How this is accomplished depends upon your unique family dynamics. A good place to start is by approaching all communication with respect and empathy. Consider what your role as a caregiver might mean for a loved one.
Even at a distance, you are still a caregiver. All the stress and strain associated with caregiving applies to you too. With all caregiving, if you are not at your best, you may not be able to provide your best for your loved one. It can be helpful to acknowledge and accept this fact so you can focus on self-care. Here are some suggestions:
- Ask for help. Remember that you don’t have to do this alone. When appropriate, ask siblings or other family members for their support.
- Take care of your own health. Focus on rest, nutrition, and exercise. This will give you the energy and clarity of thinking that you need to take care of someone else.

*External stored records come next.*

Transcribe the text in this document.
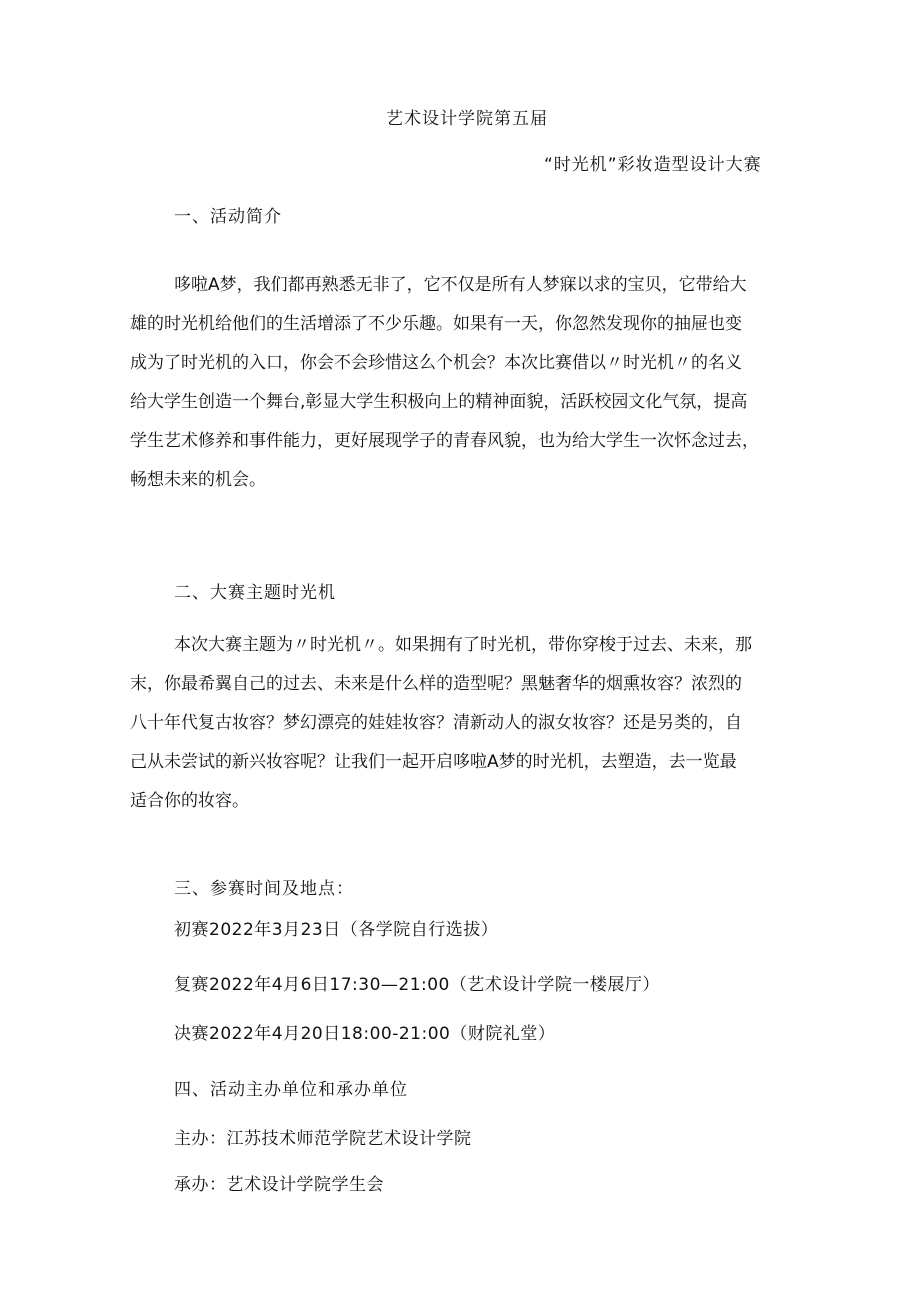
艺术设计学院第五届
“时光机”彩妆造型设计大赛
一、活动简介

哆啦A梦，我们都再熟悉无非了，它不仅是所有人梦寐以求的宝贝，它带给大

雄的时光机给他们的生活增添了不少乐趣。如果有一天，你忽然发现你的抽屉也变

成为了时光机的入口，你会不会珍惜这么个机会？本次比赛借以〃时光机〃的名义

给大学生创造一个舞台,彰显大学生积极向上的精神面貌，活跃校园文化气氛，提高

学生艺术修养和事件能力，更好展现学子的青春风貌，也为给大学生一次怀念过去，

畅想未来的机会。

二、大赛主题时光机

本次大赛主题为〃时光机〃。如果拥有了时光机，带你穿梭于过去、未来，那

末，你最希翼自己的过去、未来是什么样的造型呢？黑魅奢华的烟熏妆容？浓烈的

八十年代复古妆容？梦幻漂亮的娃娃妆容？清新动人的淑女妆容？还是另类的，自

己从未尝试的新兴妆容呢？让我们一起开启哆啦A梦的时光机，去塑造，去一览最

适合你的妆容。

三、参赛时间及地点：
初赛2022年3月23日（各学院自行选拔）
复赛2022年4月6日17:30—21:00（艺术设计学院一楼展厅）
决赛2022年4月20日18:00-21:00（财院礼堂）
四、活动主办单位和承办单位
主办：江苏技术师范学院艺术设计学院
承办：艺术设计学院学生会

- Consider relaxation techniques. Some people like to meditate or pray, while others use yoga, exercise, or soothing music.
- Take a break. The mental strain of caregiving can seem unrelenting. We suggest taking small breaks as needed. Consider online games like crosswords, reading or watching a funny movie.
Caregiving is Important No Matter How Far You Are
As situations change, so will your ability to provide care for a loved one. If you are making the move to become a long-distance caregiver, doing some planning ahead of time can make the transition less stressful.
The tips mentioned above can provide some food for thought and confidence to become a great caregiver, no matter where you are. Caregiving starts with yourself as well, so consider working on your end-of-life wishes so you can focus on living life.